UPDATE: Wal-Mart Black Friday Update

Saturday, November 26th, 2005

Commentary By: David
Issue: Wal-Mart’s Black Friday Pricing Choices

A quick update on our commentary posted Wednesday on Wal-Mart’s Holiday 2005 pricing strategy for ‘Black Friday.’ As we noted, Wal-Mart moved aggressively to drive store traffic in the critical holiday period. Measures used this week included destination advertising (Garth Brooks new album), competitive price match guarantees and ‘door busters’ (deep discounts on a few select products available in limited quantities.)

The measures were indeed successful at driving traffic, but as we suggested in our commentary, the traffic came at a price. It wasn’t the price we named - erosion of the brand equity in Wal-Mart associated with ‘Always Low Prices’ (we suggested that by offering price-match guarantees, Wal-Mart was validating competitors as being legitimate sources for low prices). It is too soon to judge the long-term effect of this pricing behavior on consumers’ brand perception of Wal-Mart. The immediate, obvious price Wal-Mart payed was in more bad PR - something the chain can ill-afford. Several people around the country were trampled by crowds at Wal-Mart stores as they opened for the morning. In addition, CNN covered the angry reaction of consumers realizing that the deep discounts offered for Wal-Mart specials were available on a very limited supply of items. So even before the long-term consequences are assessed, Wal-Mart has paid a price for top-line results.

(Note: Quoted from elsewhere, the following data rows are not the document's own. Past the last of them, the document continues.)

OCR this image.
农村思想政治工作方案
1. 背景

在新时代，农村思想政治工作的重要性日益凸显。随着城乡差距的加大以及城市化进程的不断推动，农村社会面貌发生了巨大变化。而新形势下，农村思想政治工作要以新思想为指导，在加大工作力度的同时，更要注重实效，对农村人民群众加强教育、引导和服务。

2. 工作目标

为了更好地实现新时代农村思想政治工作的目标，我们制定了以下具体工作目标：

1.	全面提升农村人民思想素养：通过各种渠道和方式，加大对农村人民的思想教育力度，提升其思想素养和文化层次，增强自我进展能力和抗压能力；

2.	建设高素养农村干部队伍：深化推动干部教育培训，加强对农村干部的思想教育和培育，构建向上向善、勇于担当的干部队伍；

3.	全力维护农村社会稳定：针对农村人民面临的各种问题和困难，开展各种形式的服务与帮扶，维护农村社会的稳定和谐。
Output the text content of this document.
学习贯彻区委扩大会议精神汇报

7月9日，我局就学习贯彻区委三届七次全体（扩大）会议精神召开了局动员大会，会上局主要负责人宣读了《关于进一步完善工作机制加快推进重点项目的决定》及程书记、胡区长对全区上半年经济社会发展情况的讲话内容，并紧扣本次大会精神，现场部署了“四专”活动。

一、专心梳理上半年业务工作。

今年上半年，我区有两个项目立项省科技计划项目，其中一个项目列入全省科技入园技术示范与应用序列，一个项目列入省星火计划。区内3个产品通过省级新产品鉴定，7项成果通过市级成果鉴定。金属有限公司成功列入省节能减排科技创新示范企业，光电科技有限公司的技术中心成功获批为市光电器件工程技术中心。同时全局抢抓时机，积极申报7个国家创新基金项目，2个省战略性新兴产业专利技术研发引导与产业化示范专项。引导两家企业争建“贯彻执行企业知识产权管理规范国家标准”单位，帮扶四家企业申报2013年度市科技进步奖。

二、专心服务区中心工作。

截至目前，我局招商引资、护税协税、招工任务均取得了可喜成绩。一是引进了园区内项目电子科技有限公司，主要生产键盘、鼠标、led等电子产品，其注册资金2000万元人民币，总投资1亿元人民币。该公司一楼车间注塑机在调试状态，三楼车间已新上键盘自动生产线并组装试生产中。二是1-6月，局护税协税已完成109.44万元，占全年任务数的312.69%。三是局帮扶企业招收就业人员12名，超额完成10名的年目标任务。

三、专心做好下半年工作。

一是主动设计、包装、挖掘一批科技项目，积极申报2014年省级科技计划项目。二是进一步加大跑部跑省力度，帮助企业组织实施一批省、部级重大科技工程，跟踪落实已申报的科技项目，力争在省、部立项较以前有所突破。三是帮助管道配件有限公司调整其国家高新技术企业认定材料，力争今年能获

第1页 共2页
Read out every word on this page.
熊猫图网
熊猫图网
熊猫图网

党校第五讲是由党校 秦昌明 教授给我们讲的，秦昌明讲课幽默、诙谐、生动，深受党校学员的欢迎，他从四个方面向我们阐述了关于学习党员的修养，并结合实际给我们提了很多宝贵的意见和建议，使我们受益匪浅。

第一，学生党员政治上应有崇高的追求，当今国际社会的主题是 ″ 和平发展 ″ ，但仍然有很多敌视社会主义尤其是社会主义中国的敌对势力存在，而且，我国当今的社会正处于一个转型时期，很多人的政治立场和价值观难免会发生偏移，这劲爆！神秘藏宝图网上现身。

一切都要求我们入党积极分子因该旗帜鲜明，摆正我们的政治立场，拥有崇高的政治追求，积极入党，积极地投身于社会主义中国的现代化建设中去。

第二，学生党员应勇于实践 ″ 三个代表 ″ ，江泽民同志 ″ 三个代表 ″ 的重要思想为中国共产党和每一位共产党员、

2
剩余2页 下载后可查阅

NEWS UPDATE - DTC Advertising Condemned by Med School Profs

Friday, October 28th, 2005

News Subject: Direct-To-Consumer (DTC) Advertising
Commentary by: David

AdAge today reports that 200 medical school professors have signed a document condemning Direct-to-Consumer, or DTC, advertising. You can read the article here. The advertising is condemned as inherently misleading, and the profs single out the ‘primarily emotive’ nature of the advertising as being the biggest problem.

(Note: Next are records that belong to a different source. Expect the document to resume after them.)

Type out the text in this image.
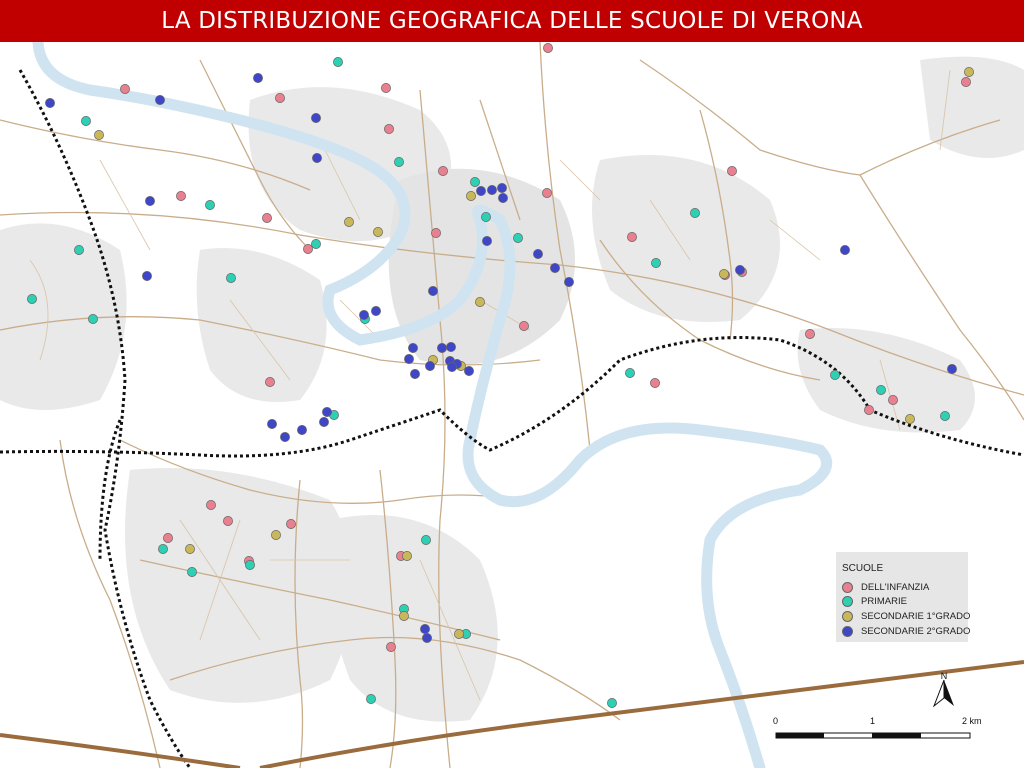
LA DISTRIBUZIONE GEOGRAFICA DELLE SCUOLE DI VERONA
SCUOLE
DELL'INFANZIA
PRIMARIE
SECONDARIE 1°GRADO
SECONDARIE 2°GRADO
N
0	1	2 km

This advertising blog concurs for two reasons, as we stated in our May 24th post on Lunesta:

  1. DTC Advertising Presents an Incomplete Value Proposition - because consumers are not able to evaluate the offer being made by the brand, there is always a ‘trust gap’ in DTC advertising.
  2. DTC Advertising Creates Flawed Brand Loyalty - The ‘Fair Balance’ requirements of the FDA require DTC advertising to list the potentially harmful side effects of each drug, even if they occur to very few people. This gives every potential user a measure of caution that clouds the the bond with the brand.

Although DTC advertising may be cost-justified in the short term by high ROI (primarily because these drugs are so expensive), it fails the long-term test of building the brand. Overreaching has put these advertisers squarely in the regulatory crosshairs and given the current political environment as well as high-profile FDA failures like Vioxx, these companies cannot depend on their friends to bail them out. Bad business is its own reward.